From: Chris Browne <cbbrowne@acm.org>
Subject: Re: [HACKERS] Replication documentation addition
Date: Mon, 30 Oct 2006 12:23:18 -0500
Organization: cbbrowne Computing Inc
Lines: 102
Message-ID: <60k62h4t15.fsf@dba2.int.libertyrms.com>
References: <200610261553.k9QFr9V23851@momjian.us>
Mime-Version: 1.0
Content-Type: text/plain; charset=us-ascii
User-Agent: Gnus/5.1007 (Gnus v5.10.7) XEmacs/21.4.19 (linux)
Cancel-Lock: sha1:aAEpJ1hYHDtGD1cuzcWNo/gWh10=
To: pgsql-docs@postgresql.org

bruce@momjian.us (Bruce Momjian) writes:
> With no new additions submitted today, I have moved my text into our
> SGML documentation:
>
> 	http://momjian.us/main/writings/pgsql/sgml/failover.html
>
> Please let me know what additional changes are needed.

It's looking a lot improved to me...

There are still numerous places where it needs s/Slony/Slony-I/g
because there is more than one thing out there called "Slony," only
one of which is the single-master-to-multiple-subscribers-asynchronous
replication system...

<http://momjian.us/main/writings/pgsql/sgml/query-broadcast-load-balancing.html>

"This can be complex to set up because functions like random() and
CURRENT_TIMESTAMP will have different values on different servers, and
sequences should be consistent across servers."

It doesn't make sense to call this "complex to set up."  This problem
isn't about complexity of setup; it is about whether updates are
processed identically on different hosts.  

Perhaps better:

"Query broadcasting can break down such that servers fall out of sync
if the queries have nondeterministic behavior.  For instance,
functions like random(), CURRENT_TIMESTAMP, and
nextval('some_sequence') will take on different values on different
servers.  Care must be taken at the application level to make sure
that queries are all fully deterministic and that they either COMMIT
or ABORT on all servers."

<http://momjian.us/main/writings/pgsql/sgml/clustering-for-load-balancing.html>
"24.6. Clustering For Load Balancing

In clustering, each server can accept write requests, and these write
requests are broadcast from the original server to all other servers
before each transaction commits. Under heavy load, this can cause
excessive locking and performance degradation. It is implemented by
Oracle in their RAC product. PostgreSQL does not offer this type of
load balancing, though PostgreSQL two-phase commit can be used to
implement this in application code or middleware."

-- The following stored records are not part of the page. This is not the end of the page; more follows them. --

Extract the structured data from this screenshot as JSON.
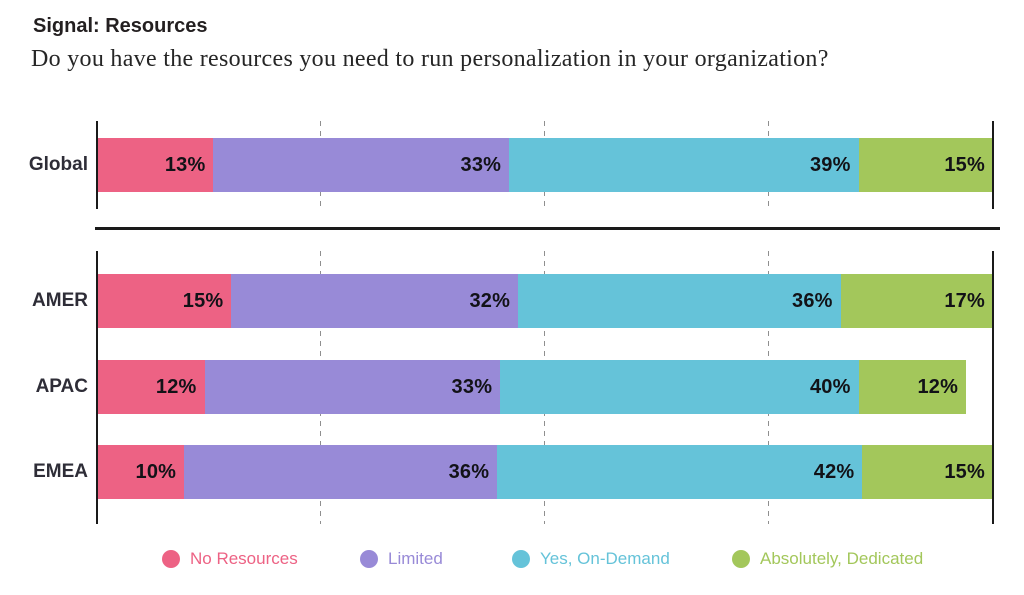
{
  "header": {
    "title": "Signal: Resources",
    "subtitle": "Do you have the resources you need to run personalization in your organization?"
  },
  "chart_data": {
    "type": "bar",
    "orientation": "horizontal",
    "stacked": true,
    "unit": "%",
    "xlim": [
      0,
      100
    ],
    "gridlines_percent": [
      25,
      50,
      75
    ],
    "grid_style": "dashed-vertical",
    "legend_position": "bottom",
    "categories": [
      "Global",
      "AMER",
      "APAC",
      "EMEA"
    ],
    "row_groups": [
      [
        "Global"
      ],
      [
        "AMER",
        "APAC",
        "EMEA"
      ]
    ],
    "series": [
      {
        "name": "No Resources",
        "color": "#ED6284",
        "values": [
          13,
          15,
          12,
          10
        ]
      },
      {
        "name": "Limited",
        "color": "#988AD7",
        "values": [
          33,
          32,
          33,
          36
        ]
      },
      {
        "name": "Yes, On-Demand",
        "color": "#65C3D9",
        "values": [
          39,
          36,
          40,
          42
        ]
      },
      {
        "name": "Absolutely, Dedicated",
        "color": "#A3C75B",
        "values": [
          15,
          17,
          12,
          15
        ]
      }
    ],
    "data_label_format": "{value}%"
  },
  "style": {
    "axis_color": "#1a1a1a",
    "gridline_color": "#8f8f8f",
    "title_color": "#231f20",
    "subtitle_color": "#262626",
    "row_label_color": "#2e2d37",
    "data_label_color": "#121217",
    "background": "#ffffff"
  }
}
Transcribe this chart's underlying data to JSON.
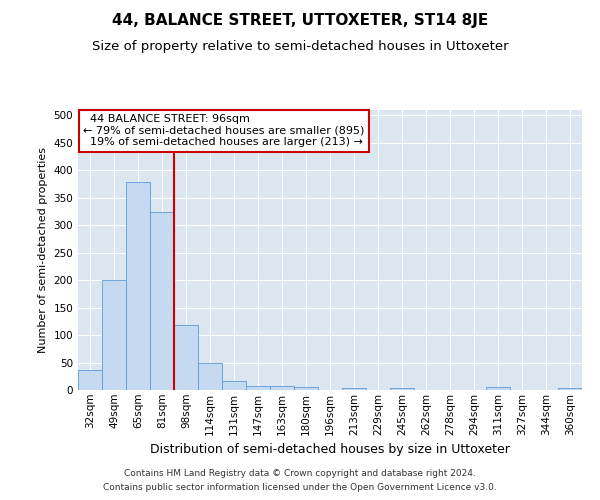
{
  "title": "44, BALANCE STREET, UTTOXETER, ST14 8JE",
  "subtitle": "Size of property relative to semi-detached houses in Uttoxeter",
  "xlabel": "Distribution of semi-detached houses by size in Uttoxeter",
  "ylabel": "Number of semi-detached properties",
  "footer_line1": "Contains HM Land Registry data © Crown copyright and database right 2024.",
  "footer_line2": "Contains public sector information licensed under the Open Government Licence v3.0.",
  "bins": [
    "32sqm",
    "49sqm",
    "65sqm",
    "81sqm",
    "98sqm",
    "114sqm",
    "131sqm",
    "147sqm",
    "163sqm",
    "180sqm",
    "196sqm",
    "213sqm",
    "229sqm",
    "245sqm",
    "262sqm",
    "278sqm",
    "294sqm",
    "311sqm",
    "327sqm",
    "344sqm",
    "360sqm"
  ],
  "values": [
    37,
    200,
    378,
    325,
    118,
    50,
    16,
    7,
    7,
    5,
    0,
    4,
    0,
    4,
    0,
    0,
    0,
    5,
    0,
    0,
    3
  ],
  "bar_color": "#c5d9f0",
  "bar_edge_color": "#5b9bd5",
  "property_bin_index": 4,
  "property_label": "44 BALANCE STREET: 96sqm",
  "pct_smaller": 79,
  "pct_smaller_count": 895,
  "pct_larger": 19,
  "pct_larger_count": 213,
  "annotation_box_color": "#ffffff",
  "annotation_box_edge": "#cc0000",
  "vline_color": "#cc0000",
  "ylim": [
    0,
    510
  ],
  "yticks": [
    0,
    50,
    100,
    150,
    200,
    250,
    300,
    350,
    400,
    450,
    500
  ],
  "bg_color": "#dce6f1",
  "grid_color": "#ffffff",
  "title_fontsize": 11,
  "subtitle_fontsize": 9.5,
  "ylabel_fontsize": 8,
  "xlabel_fontsize": 9,
  "tick_fontsize": 7.5,
  "footer_fontsize": 6.5,
  "ann_fontsize": 8
}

Something doesn't feel entirely right here...

How about...

"24.6. Multimaster Replication For Load Balancing

In this scenario, each server can accept write requests, which are
broadcast from the original server to all other servers before each
transaction commits in order to ensure consistency.  Unfortunately,
under heavy load, the cost of distributing locks across servers can
lead to substantial performance degradation. It is implemented by
Oracle in their RAC product. PostgreSQL does not offer this type of
load balancing, though PostgreSQL two-phase commit using <xref
linkend="sql-prepare-transaction-title"> and <xref linkend=
"sql-commit-prepared-title"> may be used to implement this in
application code or middleware.

The communications costs involved in distributing locks and writes
have the result that write operations are considerably more expensive
than they would be on a single server.  In general, the cost of
distributed locking means that this clustering approach is only usable
across a cluster of servers at a local site.  

There will only be a performance "win" if the cluster mostly processes
read-only traffic that the cluster can distribute across a larger
number of database servers.  Write performance generally degrades a
fair bit as compared to using a single database server.  Reliability
should be enhanced since the cluster should be able to continue work
even if some of the members of the cluster should fail."

<http://momjian.us/main/writings/pgsql/sgml/clustering-for-parallel-query-execution.html>

"24.7. Clustering For Parallel Query Execution

This allows multiple servers to work on a single query. One possible
way this could work is for the data to be split among servers and for
each server to execute its part of the query and results sent to a
central server to be combined and returned to the user. There
currently is no PostgreSQL open source solution for this."

This seems a bit thin.

"24.7. Clustering For Parallel Query Execution

This allows multiple servers to work concurrently on a single query,
analagous to the way RAID permits multiple disk drives to respond
concurrently to disk I/O requests.

One way this could work is for the data to be partitioned across the
servers, where each server executes its part of the query, submitting
results to a central server to be combined and returned to the user.
There currently is no PostgreSQL open source solution for this."
-- 
select 'cbbrowne' || '@' || 'acm.org';
http://cbbrowne.com/info/advocacy.html
Why do we put suits in a garment bag, and put garments in a suitcase?